L’auteur note que Bezos, Elon Musk, Ray Allen et autres magnats de la Silicon Valley aiment se présenter comme des fans de science-fiction. Il dénonce la manière dont les entrepreneurs de la tech californienne s’approprient les schémas narratifs de la SF pour raconter comment ils vont sauver le monde de la catastrophe climatique grâce à toujours plus de technologie. Selon « un storytelling qui fait de l’homme [blanc], l’industriel, l’entrepreneur, le seul capable de voler au secours de la planète sous prétexte qu’il a été le seul capable de la détruire ». On en arrive à l’idéologie de l’écopragmatisme, professant que les mouvements écologistes sont les véritables ennemis de l’environnement, pour rejeter « les lois, les bureaucraties et la politique, au profit de la libre évolution de l’entreprise vers « un capitalisme vert efficace » ».
Michel Nieva souligne qu’on nage ici en pleine fiction : les solutions technologiques mises en avant aboutissent à toujours davantage de pollution (les batteries au lithium des voitures électriques, de multiples vols d’avions pour créer des nuages protégeant du soleil, etc.).
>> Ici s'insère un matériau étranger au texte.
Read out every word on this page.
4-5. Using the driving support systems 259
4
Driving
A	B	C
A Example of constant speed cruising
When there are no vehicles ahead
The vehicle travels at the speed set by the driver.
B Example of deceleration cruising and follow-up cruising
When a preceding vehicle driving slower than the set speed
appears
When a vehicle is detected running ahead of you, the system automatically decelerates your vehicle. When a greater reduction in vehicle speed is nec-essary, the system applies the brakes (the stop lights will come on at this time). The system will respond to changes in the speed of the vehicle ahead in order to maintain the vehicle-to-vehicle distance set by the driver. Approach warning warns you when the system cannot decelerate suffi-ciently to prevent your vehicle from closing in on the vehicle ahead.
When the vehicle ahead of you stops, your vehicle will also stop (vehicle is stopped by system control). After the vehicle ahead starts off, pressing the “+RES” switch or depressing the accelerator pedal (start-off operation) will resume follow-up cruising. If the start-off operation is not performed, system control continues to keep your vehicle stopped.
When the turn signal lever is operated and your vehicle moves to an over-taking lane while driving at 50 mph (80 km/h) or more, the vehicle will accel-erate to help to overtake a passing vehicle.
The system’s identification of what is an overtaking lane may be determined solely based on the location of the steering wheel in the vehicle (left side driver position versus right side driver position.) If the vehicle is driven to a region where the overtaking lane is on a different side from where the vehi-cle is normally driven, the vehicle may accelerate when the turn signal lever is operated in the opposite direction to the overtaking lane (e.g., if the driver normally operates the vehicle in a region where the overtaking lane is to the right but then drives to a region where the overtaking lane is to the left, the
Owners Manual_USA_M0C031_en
On peut remarquer au passage que si les tycoons de la Silicon Valley se déclarent admirateurs de Robert A. Heinlein ou d’Arthur C. Clarke, aucun ne se réclame du Californien Philip K. Dick, écrivain de l’artifice et du faux-semblant…
La science-fiction capitaliste met ensuite en évidence que les discours entrepreneuriaux sur la conquête spatiale répètent ceux de la colonisation. Et que les peuples indigènes ayant déjà subi la fin de leur monde, nous devrions les écouter à propos du nôtre. Michel Nieva mentionne aussi les contre-récits trotskistes selon lesquels les extraterrestres, s’ils nous atteignent, seront nécessairement plus évolués, et donc communistes. Au-delà du caractère folklorique des thèses de J. Posadas, elles ont le mérite de ne pas laisser les discours sur l’espace aux capitalistes et d’offrir des extraterrestres une autre vision que celle de colonisateurs, tels les envahisseurs de Starship troopers de Robert Heinlein ou ceux de La guerre des mondes de H. G. Wells (livre écrit dans le but de dénoncer la colonisation britannique).
Enfin, l’auteur termine sur la proposition qu’il a reçue de Space X, propriété d’Elon Musk, d’écrire une nouvelle (« non rémunérée ») pour l’envoyer sur la lune avec d’autres œuvres d’art. Il paraphrase sa nouvelle : au XXVIe siècle, la Terre étant inhabitable, les milliardaires ont réussi à fuir sur Mars terraformée. Les recherches sur le vieillissement ont permis à Musk de survivre jusqu’à 500 ans. Mais l’élévation des températures réveille des cryptolombrics martiens qui font exploser les intestins humains. Les lombrics expulsés se réunissent pour former toujours la même suite de caractères, qu’une scientifique finit par décrypter :
« FUCK YOU, ELON MUSK ».
[1] Pour ce roman, ainsi que pour deux autres livres parus en 2024, Héctor et Cent vingt, Léo Henry a obtenu en septembre 2024 le Grand Prix SGDL Yves et Ada Rémy des Littératures de l’Imaginaire.